What are asset classes?
Before we jump into asset allocation and rebalancing, let’s take a step back to talk about asset classes. Your retirement plan likely offers different types of investments, also known as asset classes. You can choose how much to invest in each asset or investment class: guaranteed income, fixed income (such as bonds), and equities (also known as stocks) to build your asset portfolio (a collection of your investments).
What’s asset allocation?
Putting your money in different asset classes is called asset allocation, a strategy that can help you balance the potential risks and rewards of each investment while you save for retirement.
Some investment types come with low risk and a relatively low potential reward, and other investment types come with more risk and more potential reward. There are also balanced funds and other ready-made funds that invest in a combination of asset classes.
Your group retirement program likely has investment options for all risk categories and age groups.
Balancing risks and rewards in your asset allocation mix
Depending on your group retirement plan, you can create your own mix of investments that balances risks and rewards, or you can choose a fund that does it for you.
Instead of selecting individual funds in your group retirement plan, you can select a managed asset allocation option that's made up of different asset classes. Professionally managed asset allocation options can help you outsource your investment decisions and diversify your fund mix in a single choice to help you manage risk in the market.
A target-date fund (TDF) follows the asset allocation formula and is a mix of funds designed and managed by investment experts focused on maximizing the amount of money you have in the fund on the date you retire. All target-date funds aim to lower your investment risk over time, but no two TDFs are alike.
If you prefer to create your own mix of investments, how do you know where to start?
Help determine which asset portfolio is right for you
Knowing your goals and your comfort with risk can help you pick the best funds for you.
There are a couple of things you can consider to make it simpler:
- Asset allocation by age—Age is an important factor to consider, as you might want to rebalance your portfolio with a less risky asset allocation mix as you get closer to retirement.
- Asset allocation by risk tolerance—The investment risk you’re willing to take and the potential growth and returns you want to get based on your retirement goals are important factors.
If you’re not sure how much risk you’re willing to take, you could use an investor strategy worksheet to help you figure out what kind of investor you might be, known as your investor profile.
Asset allocation strategies
Once you know your investor profile, it’s time to choose your asset allocation mix.
Your asset allocation mix can be chosen from asset classes that offer a risk/return potential that corresponds to your goals:
- Guaranteed income means just that, it’s guaranteed and usually has a lower risk/potential return.
- Fixed income is somewhere between guaranteed income and equities, with a middle risk/potential return.
- Equities have a higher risk/potential return, as they can be more volatile but can provide higher returns than other assets in most cases.
Why do you rebalance a portfolio?
Congratulations, you’ve figured out your investment allocation! But wait—you’re not done yet. Each portfolio is designed for a specific risk tolerance and return objective. What happens if your risk tolerance or your goals change? It might be time to rebalance.
You should consider rebalancing your portfolio when your life situation changes. Update your investor profile and reevaluate if you have the right mix of risk and reward for your future. As you get closer to retirement, you might want to move to a less risky asset allocation mix if you're in one of the riskier profiles. Ready-made target-date funds and asset allocation portfolios are automatically rebalanced by the fund manager.
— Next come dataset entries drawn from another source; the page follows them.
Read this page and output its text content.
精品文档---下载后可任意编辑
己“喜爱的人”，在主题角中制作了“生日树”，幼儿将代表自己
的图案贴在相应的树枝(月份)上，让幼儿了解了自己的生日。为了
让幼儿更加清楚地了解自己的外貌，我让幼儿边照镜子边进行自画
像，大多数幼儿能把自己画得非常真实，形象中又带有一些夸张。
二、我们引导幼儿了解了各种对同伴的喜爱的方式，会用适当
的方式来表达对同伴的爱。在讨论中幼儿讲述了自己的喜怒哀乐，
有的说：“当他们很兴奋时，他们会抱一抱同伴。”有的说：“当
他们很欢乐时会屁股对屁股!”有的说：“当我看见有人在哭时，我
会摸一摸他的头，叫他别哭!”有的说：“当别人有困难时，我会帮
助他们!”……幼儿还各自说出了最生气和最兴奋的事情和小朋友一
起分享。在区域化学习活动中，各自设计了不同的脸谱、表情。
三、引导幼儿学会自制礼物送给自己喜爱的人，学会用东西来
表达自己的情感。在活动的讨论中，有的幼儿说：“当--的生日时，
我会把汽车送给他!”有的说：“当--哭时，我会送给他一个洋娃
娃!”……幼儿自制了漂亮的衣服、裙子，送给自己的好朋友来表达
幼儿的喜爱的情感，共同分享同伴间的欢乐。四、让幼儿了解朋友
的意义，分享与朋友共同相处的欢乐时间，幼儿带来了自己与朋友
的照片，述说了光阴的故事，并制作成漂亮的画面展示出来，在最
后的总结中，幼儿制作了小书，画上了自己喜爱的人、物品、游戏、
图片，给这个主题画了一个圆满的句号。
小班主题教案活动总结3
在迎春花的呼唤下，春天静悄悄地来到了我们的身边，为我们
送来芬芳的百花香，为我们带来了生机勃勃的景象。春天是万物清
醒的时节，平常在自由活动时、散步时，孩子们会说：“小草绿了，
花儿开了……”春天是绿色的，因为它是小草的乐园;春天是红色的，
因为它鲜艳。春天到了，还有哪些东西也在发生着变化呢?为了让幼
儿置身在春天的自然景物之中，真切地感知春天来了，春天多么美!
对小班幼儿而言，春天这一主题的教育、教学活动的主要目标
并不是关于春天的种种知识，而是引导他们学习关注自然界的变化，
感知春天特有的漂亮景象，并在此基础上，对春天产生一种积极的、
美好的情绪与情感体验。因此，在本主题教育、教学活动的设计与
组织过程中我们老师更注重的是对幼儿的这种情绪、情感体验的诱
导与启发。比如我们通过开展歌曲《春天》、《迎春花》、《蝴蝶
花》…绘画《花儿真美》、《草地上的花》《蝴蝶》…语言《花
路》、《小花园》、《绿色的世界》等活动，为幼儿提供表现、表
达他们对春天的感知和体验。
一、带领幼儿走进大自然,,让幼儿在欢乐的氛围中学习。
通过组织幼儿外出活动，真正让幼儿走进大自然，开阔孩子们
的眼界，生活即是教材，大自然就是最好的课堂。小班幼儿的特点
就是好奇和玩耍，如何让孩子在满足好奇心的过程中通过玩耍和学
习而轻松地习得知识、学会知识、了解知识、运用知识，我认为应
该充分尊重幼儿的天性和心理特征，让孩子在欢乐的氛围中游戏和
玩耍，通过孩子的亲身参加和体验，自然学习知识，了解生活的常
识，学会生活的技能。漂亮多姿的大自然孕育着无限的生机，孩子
You can’t predict the risks that cause market volatility, but you can be prepared for them. Even if you have a professionally managed fund, consider monitoring your investments on a regular basis to make sure you’re on target for your goals and you’re comfortable with the level of risk in your portfolio.
What’s the right allocation mix?
There’s no right or wrong answer. In the end, it’s all about you and your goals.
The right asset allocation strategy might be the one that helps you stick to your long-term goals and stay invested amid market volatility.
If you need help, talk to a licensed financial advisor who can help you get into a diversified portfolio in an asset allocation option.
The commentary in this publication is for general information only and should not be considered legal, financial, or tax advice to any party. Individuals should seek the advice of professionals to ensure that any action taken with respect to this information is appropriate to their specific situation.